I am crawling a site which uses lazy loading for product images.
For this reason i included scrapy-splash
so that the javascript can be rendered also with splash i can provide a wait
argument. Previously i had a though that it is because of the timing that the raw scrapy.Request
is returning a placeholder image instead of the originals.
I've tried wait argument to 29.0 secs also, but still my crawler hardly getting 10 items (it should bring 280 items based on calculations). I have a item pipleline which checks if the image is empty in the item so i raise DropItem
.
I am not sure, but i also noticed that its not only the wait
problem. It looks like that images gets loaded when i scroll down.
What i am looking for is a way to automate a scroll to bottom behaviour within my requests.
Here is my code Spider
def parse(self, response):
categories = response.css('div.navigation-top-links a.uppercase::attr(href)').extract()

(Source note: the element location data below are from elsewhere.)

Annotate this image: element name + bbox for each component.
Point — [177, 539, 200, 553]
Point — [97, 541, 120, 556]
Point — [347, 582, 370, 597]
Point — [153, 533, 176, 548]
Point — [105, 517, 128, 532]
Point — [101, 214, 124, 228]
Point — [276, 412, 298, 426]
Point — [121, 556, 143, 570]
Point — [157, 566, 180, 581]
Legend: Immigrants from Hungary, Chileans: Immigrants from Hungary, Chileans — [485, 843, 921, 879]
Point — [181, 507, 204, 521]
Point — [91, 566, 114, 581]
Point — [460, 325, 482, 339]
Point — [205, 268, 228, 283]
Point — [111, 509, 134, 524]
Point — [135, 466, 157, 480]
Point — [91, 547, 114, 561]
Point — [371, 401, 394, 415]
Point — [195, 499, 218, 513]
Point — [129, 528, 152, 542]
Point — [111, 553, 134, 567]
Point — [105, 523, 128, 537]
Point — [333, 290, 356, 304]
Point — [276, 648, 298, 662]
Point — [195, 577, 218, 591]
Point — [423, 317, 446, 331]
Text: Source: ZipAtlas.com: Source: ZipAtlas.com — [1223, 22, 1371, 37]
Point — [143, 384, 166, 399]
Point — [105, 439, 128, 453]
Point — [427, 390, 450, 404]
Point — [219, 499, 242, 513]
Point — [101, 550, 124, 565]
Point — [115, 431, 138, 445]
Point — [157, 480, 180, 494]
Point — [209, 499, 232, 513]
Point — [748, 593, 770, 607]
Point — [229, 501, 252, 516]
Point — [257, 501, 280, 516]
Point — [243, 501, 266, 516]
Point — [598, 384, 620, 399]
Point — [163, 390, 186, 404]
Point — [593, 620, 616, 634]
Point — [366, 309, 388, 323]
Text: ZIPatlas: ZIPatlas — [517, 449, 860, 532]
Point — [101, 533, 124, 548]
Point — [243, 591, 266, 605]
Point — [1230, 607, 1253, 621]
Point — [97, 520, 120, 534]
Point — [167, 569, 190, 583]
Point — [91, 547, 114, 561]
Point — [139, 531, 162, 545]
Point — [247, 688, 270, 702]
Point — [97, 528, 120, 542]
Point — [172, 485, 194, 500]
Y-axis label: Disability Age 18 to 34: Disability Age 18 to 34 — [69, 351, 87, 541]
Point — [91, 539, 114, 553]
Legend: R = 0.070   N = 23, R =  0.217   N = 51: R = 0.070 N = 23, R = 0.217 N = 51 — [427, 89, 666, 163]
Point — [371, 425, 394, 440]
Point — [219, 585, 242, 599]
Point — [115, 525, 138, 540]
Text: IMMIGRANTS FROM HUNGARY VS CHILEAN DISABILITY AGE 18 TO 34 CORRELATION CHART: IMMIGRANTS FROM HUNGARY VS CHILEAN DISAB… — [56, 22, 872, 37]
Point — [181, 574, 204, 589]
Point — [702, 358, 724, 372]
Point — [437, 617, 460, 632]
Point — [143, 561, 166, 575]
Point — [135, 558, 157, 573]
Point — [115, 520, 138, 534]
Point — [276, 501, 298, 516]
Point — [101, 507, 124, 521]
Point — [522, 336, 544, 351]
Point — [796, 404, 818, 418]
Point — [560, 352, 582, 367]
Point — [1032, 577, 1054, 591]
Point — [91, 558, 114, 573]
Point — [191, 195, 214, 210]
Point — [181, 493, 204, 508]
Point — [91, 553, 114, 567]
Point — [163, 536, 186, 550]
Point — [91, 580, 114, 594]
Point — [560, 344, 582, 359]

for category in categories:
link = urlparse.urljoin(self.start_urls[0], category)
yield SplashRequest(link, callback=self.parse_products_listing, endpoint='render.html',
args={'wait': 0.5})
Pipeline
class ScraperPipeline(object):
def process_item(self, item, spider):
if not item['images']:
raise DropItem
return item
Settings
IMAGES_STORE = '/scraper/images'
SPLASH_URL = 'http://172.22.0.2:8050'
DUPEFILTER_CLASS = 'scrapy_splash.SplashAwareDupeFilter'
ITEM_PIPELINES = {
'scraper.pipelines.ScraperPipeline': 300,
'scrapy.pipelines.images.ImagesPipeline': 1
}
DOWNLOADER_MIDDLEWARES = {
'scrapy.downloadermiddleware.useragent.UserAgentMiddleware': None,
'scrapy_splash.SplashMiddleware': 725,
'scrapy.downloadermiddlewares.httpcompression.HttpCompressionMiddleware': 810,
# 'custom_middlewares.middleware.ProxyMiddleware': 210,
}